The hardening of the government’s tactics, however, has put the most pressure on Hizb members. “What can you do in this [repressive] environment? After Nookat there are no controls on police and prosecutors,” complained a Hizb member from Kara-Suu, a town in southern Osh Province, who spoke to EurasiaNet on condition of anonymity.

“They can arrest and torture anyone; they can put anyone they suspect in jail,” the Hizb member continued. “[President Kurmanbek] Bakiyev gave them [unlimited] powers.”

Another Kara-Suu-based Hizb activist claimed that the government was indiscriminately targeting devout Muslims for persecution, including many who are not radically inclined. “They [government officials] claim they are Muslims, but their policies punish Muslims,” the activist said.

Whilst we should all condemn the harsh suppressive tactics of central Asian authoritarian regimes, it is hypocritical of HT to moan about ‘authoritarianism’ when they themselves believe in abolishing democracy and human rights and instead establishing a theocratic dictatorship whose foreign policy would be aggressive Jihadist expansion.

Yet another factor in Hizb-ut-Tahrir’s decline is ideological/theological competition. In recent years the Kyrgyz section of the Ferghana Valley has witnessed the growth of other religious convictions, a trend that appears to have weakened Hizb’s appeal. According to some local analysts, mainstream Muslim leaders who have emerged in many Kyrgyz towns who have been more successful than Hizb activists in putting spiritual issues on the political agenda. This, according to observers, has significantly reduced Hizb’s allure as an outlet for the discussion of spiritual issues.

Hizb was a fad for many [Kyrgyz] Muslims when they were rediscovering and reestablishing ties with the Muslim world [after independence]. The same trend happened in other Muslim-populated countries.
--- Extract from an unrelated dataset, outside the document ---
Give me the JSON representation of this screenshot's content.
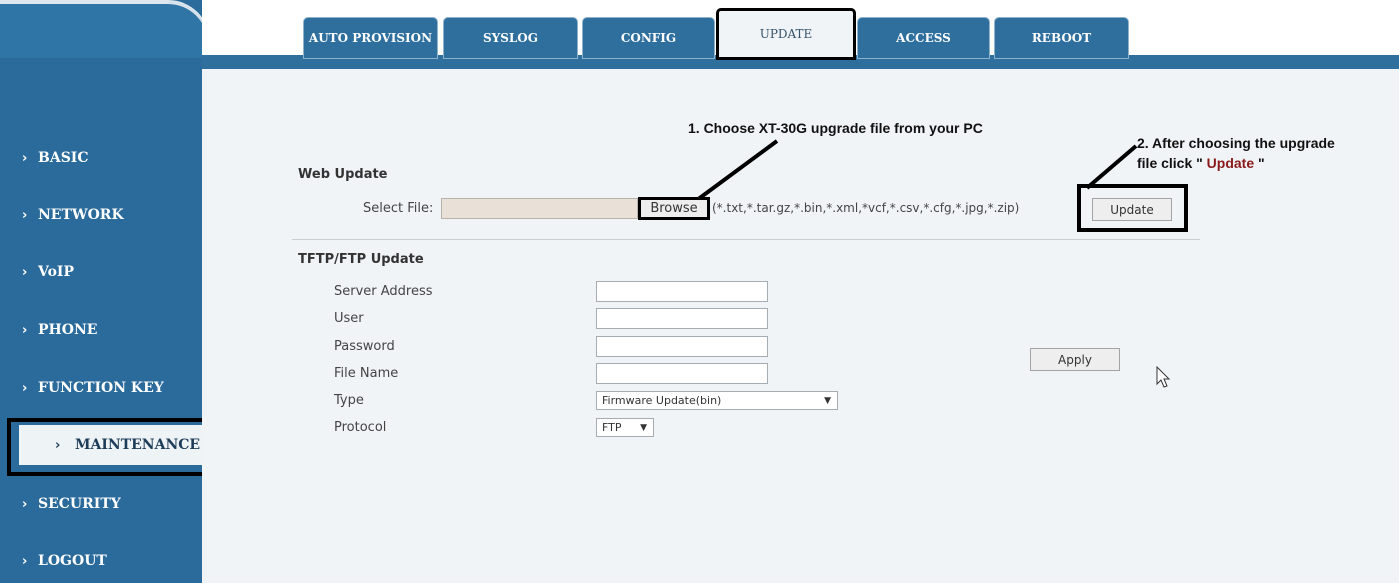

But things change and fads pass,” said Ulugbek Sokin, an Osh-based analyst.

HT’s Kyrgz branch seems to be following HT’s standard trajectory all around the world. A huge burst of energy and activity is following by the intelligent members leaving, the hardcore members becoming Jihadists and nearly everybody else simply losing interest and getting on with their lives. HT’s ideology had something to offer Kyrgz Muslims after independence, just as it had something to offer the generation of British Muslims growing up in the early to mid-1990s, but now its bankruptcy has become apparent. HT have nothing left to offer – the British and Kyrgz publics know it and, increasingly, HT’s rank and file know it too.

World domination was never going to be easy, but HT really make it look hard.